One fact hidden in plain sight that goes directly to the question of ethanol and food, is that a high protein feed product that represents a full third of the volume of the raw grain, is a highly sought after co-product of the ethanol industry.

Meanwhile, the grain ethanol industry has not simply adapted time-old alcohol fermentation–every day the corn ethanol industry develops innovations that allow them to get more ethanol from a bushel of corn, and to do so with fewer inputs of fossil energy sources like natural gas, per gallon of ethanol produced.

Put it all together and corn ethanol deserves an ongoing place in an energy market. Current US law provides for a 15 billion gallon corn ethanol industry. As time goes on and farmers show they can continue the trend of the past three decades of growing more corn on fewer acres with fewer inputs, lawmakers may recognize that an even bigger corn ethanol industry is sustainable.

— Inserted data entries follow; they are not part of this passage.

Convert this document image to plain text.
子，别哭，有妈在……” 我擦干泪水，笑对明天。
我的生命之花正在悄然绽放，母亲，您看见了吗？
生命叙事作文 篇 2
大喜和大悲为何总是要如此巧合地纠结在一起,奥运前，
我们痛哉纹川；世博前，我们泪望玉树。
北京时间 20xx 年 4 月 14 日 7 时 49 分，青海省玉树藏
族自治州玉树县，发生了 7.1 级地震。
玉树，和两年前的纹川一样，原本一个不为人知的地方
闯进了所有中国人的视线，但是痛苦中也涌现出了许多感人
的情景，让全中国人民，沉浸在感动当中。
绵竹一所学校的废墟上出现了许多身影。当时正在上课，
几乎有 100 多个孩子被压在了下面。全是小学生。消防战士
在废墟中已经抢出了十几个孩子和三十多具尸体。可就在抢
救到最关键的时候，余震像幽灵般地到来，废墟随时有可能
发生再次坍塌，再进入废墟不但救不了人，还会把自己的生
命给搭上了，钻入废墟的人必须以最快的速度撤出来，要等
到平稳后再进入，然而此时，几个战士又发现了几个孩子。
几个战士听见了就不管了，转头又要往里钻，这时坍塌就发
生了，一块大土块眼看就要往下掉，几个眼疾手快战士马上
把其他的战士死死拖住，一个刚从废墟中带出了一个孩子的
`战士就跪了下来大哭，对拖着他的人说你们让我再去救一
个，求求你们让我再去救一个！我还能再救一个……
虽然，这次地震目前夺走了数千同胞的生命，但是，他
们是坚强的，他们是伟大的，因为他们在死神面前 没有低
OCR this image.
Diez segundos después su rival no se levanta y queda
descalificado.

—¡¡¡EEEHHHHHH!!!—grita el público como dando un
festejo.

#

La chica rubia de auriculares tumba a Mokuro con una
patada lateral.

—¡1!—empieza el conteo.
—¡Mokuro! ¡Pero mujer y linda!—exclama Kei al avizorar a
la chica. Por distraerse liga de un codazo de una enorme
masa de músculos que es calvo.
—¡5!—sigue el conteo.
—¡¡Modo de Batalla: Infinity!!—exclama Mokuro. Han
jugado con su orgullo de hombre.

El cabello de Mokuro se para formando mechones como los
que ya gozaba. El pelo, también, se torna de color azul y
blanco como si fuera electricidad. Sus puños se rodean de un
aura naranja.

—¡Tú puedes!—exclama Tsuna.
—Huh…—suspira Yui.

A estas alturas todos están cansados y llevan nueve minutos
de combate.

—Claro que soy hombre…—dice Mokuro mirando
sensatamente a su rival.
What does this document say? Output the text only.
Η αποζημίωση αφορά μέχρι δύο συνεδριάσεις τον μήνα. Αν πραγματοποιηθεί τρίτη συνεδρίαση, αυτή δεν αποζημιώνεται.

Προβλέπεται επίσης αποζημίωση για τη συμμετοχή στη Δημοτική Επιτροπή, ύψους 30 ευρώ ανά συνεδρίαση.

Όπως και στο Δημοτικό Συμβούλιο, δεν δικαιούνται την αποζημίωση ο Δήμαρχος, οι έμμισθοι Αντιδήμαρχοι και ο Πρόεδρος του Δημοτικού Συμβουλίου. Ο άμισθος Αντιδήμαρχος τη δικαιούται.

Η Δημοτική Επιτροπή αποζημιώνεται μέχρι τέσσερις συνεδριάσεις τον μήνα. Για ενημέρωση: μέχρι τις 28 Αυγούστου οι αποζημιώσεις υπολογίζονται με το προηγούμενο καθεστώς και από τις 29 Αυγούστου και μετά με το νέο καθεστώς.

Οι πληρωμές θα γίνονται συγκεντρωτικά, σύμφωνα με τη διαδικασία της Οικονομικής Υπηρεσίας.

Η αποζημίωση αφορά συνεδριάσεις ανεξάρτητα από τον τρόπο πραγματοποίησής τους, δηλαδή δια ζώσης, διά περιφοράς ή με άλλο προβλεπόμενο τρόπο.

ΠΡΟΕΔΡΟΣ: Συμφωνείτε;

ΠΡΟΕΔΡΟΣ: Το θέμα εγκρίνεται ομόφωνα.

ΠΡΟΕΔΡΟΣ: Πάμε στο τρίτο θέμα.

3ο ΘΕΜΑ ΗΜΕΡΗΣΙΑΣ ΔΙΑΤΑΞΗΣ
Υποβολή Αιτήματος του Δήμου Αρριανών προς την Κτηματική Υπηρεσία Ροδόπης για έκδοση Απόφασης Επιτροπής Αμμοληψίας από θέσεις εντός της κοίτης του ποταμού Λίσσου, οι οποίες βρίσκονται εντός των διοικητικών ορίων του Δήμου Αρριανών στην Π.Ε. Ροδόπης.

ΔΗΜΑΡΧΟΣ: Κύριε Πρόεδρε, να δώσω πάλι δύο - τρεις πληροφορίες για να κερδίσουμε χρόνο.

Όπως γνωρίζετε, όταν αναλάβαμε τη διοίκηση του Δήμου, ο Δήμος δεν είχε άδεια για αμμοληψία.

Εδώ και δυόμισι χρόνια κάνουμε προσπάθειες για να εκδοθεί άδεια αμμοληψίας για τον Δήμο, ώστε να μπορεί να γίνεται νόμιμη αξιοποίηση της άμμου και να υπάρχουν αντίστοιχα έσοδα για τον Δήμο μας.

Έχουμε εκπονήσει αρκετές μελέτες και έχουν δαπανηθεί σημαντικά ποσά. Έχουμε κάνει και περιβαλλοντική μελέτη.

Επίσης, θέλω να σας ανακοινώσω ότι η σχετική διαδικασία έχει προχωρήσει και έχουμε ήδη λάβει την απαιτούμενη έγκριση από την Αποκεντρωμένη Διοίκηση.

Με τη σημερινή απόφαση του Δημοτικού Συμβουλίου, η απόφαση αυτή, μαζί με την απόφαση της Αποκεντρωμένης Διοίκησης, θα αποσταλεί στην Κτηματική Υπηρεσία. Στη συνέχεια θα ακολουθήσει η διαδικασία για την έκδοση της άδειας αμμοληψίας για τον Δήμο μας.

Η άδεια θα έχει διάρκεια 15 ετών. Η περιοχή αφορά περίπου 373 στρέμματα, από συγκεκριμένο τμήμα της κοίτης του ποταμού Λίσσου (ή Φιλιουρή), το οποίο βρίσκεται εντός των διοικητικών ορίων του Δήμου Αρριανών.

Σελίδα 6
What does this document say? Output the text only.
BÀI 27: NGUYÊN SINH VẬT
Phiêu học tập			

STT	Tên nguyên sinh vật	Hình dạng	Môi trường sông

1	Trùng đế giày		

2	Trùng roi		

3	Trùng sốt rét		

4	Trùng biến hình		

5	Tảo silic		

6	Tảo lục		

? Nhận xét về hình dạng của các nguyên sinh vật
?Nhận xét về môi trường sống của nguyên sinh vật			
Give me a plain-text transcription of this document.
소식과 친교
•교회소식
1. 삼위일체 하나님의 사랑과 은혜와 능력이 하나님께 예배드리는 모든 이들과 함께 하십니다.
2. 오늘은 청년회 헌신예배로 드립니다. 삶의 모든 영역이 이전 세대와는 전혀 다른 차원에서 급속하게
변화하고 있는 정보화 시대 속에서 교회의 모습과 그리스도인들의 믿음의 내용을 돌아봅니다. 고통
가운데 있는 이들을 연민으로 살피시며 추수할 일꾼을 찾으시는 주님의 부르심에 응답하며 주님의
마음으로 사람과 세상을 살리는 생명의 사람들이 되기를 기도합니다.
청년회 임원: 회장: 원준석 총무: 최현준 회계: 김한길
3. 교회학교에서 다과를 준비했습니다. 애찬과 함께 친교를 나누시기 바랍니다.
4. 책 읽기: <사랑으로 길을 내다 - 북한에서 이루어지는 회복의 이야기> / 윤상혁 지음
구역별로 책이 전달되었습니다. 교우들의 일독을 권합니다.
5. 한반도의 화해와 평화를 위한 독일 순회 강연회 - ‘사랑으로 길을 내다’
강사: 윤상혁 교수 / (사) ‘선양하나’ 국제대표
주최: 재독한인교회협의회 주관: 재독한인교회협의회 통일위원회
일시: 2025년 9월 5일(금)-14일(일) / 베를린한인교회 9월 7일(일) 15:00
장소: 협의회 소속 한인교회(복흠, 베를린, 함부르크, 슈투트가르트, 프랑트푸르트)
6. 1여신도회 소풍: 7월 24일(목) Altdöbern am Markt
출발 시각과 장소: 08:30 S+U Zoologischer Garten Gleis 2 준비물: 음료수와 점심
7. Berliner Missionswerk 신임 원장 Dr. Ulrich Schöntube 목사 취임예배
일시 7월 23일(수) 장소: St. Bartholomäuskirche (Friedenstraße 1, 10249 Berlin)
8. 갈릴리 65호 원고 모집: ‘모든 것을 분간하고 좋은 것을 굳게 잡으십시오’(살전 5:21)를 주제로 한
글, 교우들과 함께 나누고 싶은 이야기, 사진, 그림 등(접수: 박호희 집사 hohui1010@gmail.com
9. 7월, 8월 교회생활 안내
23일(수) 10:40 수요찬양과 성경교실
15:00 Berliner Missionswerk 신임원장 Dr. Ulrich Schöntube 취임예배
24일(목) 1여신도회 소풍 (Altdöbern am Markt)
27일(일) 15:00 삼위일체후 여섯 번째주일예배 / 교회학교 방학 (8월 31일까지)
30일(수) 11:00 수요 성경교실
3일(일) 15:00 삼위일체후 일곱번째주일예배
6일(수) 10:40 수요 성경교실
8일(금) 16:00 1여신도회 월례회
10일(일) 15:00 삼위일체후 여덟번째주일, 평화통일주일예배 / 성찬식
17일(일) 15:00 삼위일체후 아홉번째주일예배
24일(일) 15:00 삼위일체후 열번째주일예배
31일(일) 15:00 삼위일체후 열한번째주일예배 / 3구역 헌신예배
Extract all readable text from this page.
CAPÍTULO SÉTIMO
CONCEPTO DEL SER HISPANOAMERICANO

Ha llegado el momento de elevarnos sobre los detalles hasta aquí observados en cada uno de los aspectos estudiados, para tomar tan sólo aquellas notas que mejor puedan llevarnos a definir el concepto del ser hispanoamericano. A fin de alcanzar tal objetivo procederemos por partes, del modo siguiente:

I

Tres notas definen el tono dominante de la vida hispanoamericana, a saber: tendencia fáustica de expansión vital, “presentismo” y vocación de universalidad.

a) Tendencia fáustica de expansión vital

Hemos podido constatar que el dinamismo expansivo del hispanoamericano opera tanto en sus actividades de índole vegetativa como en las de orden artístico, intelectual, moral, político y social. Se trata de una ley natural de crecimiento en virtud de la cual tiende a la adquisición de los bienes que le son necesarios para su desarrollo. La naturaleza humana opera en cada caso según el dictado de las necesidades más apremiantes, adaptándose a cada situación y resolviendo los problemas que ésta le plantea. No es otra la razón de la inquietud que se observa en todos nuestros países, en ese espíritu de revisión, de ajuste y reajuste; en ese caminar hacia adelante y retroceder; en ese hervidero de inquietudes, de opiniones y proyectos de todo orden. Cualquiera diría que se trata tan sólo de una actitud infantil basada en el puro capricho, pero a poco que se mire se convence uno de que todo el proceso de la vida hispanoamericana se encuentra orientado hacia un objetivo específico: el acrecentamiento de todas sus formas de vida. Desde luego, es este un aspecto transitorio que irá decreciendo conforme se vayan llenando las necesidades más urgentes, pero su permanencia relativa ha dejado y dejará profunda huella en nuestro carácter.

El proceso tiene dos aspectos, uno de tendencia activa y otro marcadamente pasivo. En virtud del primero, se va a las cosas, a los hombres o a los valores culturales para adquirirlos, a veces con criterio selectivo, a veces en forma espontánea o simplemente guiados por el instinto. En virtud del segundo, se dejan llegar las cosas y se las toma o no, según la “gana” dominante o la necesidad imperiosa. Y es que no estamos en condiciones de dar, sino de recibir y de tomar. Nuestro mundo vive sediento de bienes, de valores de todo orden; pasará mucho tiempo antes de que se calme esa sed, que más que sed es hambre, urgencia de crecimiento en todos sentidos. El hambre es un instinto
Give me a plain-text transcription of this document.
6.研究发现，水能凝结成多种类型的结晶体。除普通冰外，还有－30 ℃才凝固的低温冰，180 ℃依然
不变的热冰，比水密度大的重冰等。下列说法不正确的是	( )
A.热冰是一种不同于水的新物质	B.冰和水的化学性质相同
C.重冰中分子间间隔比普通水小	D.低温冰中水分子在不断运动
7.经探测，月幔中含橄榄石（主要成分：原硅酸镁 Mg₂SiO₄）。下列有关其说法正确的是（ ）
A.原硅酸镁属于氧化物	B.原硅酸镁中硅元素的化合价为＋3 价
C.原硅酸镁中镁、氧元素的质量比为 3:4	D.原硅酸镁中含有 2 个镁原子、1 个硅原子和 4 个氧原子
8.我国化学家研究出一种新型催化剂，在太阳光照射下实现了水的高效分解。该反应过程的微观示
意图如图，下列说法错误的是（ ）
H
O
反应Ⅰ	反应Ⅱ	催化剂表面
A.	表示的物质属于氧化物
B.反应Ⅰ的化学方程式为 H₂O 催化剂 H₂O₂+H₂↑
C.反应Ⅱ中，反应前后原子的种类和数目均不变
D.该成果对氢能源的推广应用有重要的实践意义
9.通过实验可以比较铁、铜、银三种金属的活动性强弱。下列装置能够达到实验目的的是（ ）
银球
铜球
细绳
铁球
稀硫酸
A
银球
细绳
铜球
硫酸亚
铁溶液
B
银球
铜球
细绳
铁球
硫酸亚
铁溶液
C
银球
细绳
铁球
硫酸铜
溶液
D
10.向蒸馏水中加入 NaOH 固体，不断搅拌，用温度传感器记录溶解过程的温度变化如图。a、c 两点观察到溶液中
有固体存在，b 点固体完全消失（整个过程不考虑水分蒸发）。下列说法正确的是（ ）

Our vision is a domestic energy industry that offers consumers a spectrum of choices, allowing them to decide based on economics, performance (if you use E15, you are using the fuel just adopted by NASCAR, and if you use E85, you’re getting close to what Indy racers have used for years–E100), the desire to use a domestically produced energy source that doesn’t fund terrorism or fill the coffers of rogue nations, or your desire to move to a fuel with clean air, and other environmental benefits. (You’ll never have a Deep Horizon gusher that spills hundreds of millions of gallons of ethanol in the middle of the ocean or anywhere else).

We sympathize with the Senator’s predicament of conveying the nuances of renewable energy within the strictures of soundbite-driven media. But don’t be fooled. Corn ethanol is here to stay, and that’s a good thing for everyone.